Scandal-plagued GOP senator announces resignation

SCANDAL-PLAGUED GOP SENATOR ANNOUNCES RESIGNATION…. So far in the 112th Congress, the number of Republican lawmakers to resign in disgrace tops the number of major legislative accomplishments, two to zero.

Senator John Ensign of Nevada, the subject of an ethics investigation related to his affair with the wife of a former top aide, announced Thursday evening that he was resigning, effectively ending the high-profile Senate inquiry that had already ruined his once-promising political career. […]
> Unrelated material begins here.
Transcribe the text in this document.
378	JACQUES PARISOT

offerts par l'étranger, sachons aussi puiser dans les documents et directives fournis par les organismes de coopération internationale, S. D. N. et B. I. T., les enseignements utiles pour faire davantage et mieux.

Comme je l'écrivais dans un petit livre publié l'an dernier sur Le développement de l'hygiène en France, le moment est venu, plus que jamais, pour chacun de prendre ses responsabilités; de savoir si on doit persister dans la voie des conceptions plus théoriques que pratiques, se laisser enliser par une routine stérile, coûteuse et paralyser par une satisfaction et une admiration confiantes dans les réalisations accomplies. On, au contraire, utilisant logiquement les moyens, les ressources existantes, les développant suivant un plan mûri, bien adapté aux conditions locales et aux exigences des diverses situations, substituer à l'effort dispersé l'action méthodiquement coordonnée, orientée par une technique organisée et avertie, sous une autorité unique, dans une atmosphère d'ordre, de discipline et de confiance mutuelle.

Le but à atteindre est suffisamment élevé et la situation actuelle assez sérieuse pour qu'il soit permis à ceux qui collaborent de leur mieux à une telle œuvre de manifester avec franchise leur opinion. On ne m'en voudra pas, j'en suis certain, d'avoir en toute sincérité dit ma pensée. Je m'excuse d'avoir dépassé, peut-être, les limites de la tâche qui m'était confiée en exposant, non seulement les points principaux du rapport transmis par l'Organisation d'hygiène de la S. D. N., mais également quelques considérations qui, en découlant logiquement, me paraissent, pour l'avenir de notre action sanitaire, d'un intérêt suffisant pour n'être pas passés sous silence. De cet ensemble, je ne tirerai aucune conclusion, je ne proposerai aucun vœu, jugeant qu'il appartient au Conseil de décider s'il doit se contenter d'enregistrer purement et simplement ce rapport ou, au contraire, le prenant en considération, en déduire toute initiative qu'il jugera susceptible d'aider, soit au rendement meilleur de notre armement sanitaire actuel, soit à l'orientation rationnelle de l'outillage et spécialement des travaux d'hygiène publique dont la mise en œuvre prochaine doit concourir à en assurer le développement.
“While I stand behind my firm belief that I have not violated any law, rule, or standard of conduct of the Senate,” he said [in a written statement], “and I have fought to prove this publicly, I will not continue to subject my family, my constituents, or the Senate to any further rounds of investigation, depositions, drawn out proceedings, or especially public hearings. For my family and me, this continued personal cost is simply too great.”

Yes, if there’s one thing John Ensign worries about, it’s putting his family through a difficult ordeal.

To briefly recap for those who’ve forgotten — it’s always irked me that major media outlets almost completely ignored this story — Ensign’s humiliation came to public attention in June 2009, when we learned the conservative, “family-values” senator carried on a lengthy extra-marital relationship with one of his aides, who happened to be married to another one of his aides. Ensign’s parents tried to pay off the mistress’ family.

The scandal grew far worse when we learned that the GOP senator pushed his political and corporate allies to give lobbying contracts to his mistress’s husband. When Douglas and Cynthia Hampton left Ensign’s employ — because, you know, the senator was sleeping with Cynthia — Ensign allegedly took steps to help them make up the lost income, leaning on corporate associates to hire Douglas as a lobbyist, and ignoring ethics laws that restrict how quickly former aides can begin lobbying careers.

Federal investigators ultimately found that Ensign’s wrongdoing didn’t warrant prosecution, but an investigation from the Senate ethics committee, as of last month, appeared to be intensifying. By resigning in disgrace, Ensign is cutting that probe short, though committee members may yet issue a report, and refer the matter to the Justice Department if they uncover evidence of criminal wrongdoing.

As for the electoral implications, Nevada’s Republican governor, Brian Sandoval, will appoint Ensign’s replacement to serve through next year. It’s generally assumed Sandoval will tap Rep. Dean Heller (R), who’s running for the seat anyway, and would be able to run as a quasi-incumbent, while avoiding controversial votes in the House that would be used against him (Heller voted last week, for example, to eliminate Medicare). There would, under this scenario, also be a special election in Heller’s Nevada district, which would quickly become a hotly contested race.

Ensign’s resignation, which is effective May 3, marks the end of what was once a promising career. Indeed, before the scandal, it was widely assumed that Ensign would run for president in 2012, and was considered a credible candidate. Now, however, the far-right senator leaves in disgrace, unable to overcome his personal and professional misconduct.

Somewhere, Sen. David Vitter (R-La.), who easily won re-election after getting caught with prostitutes, is laughing his ass off.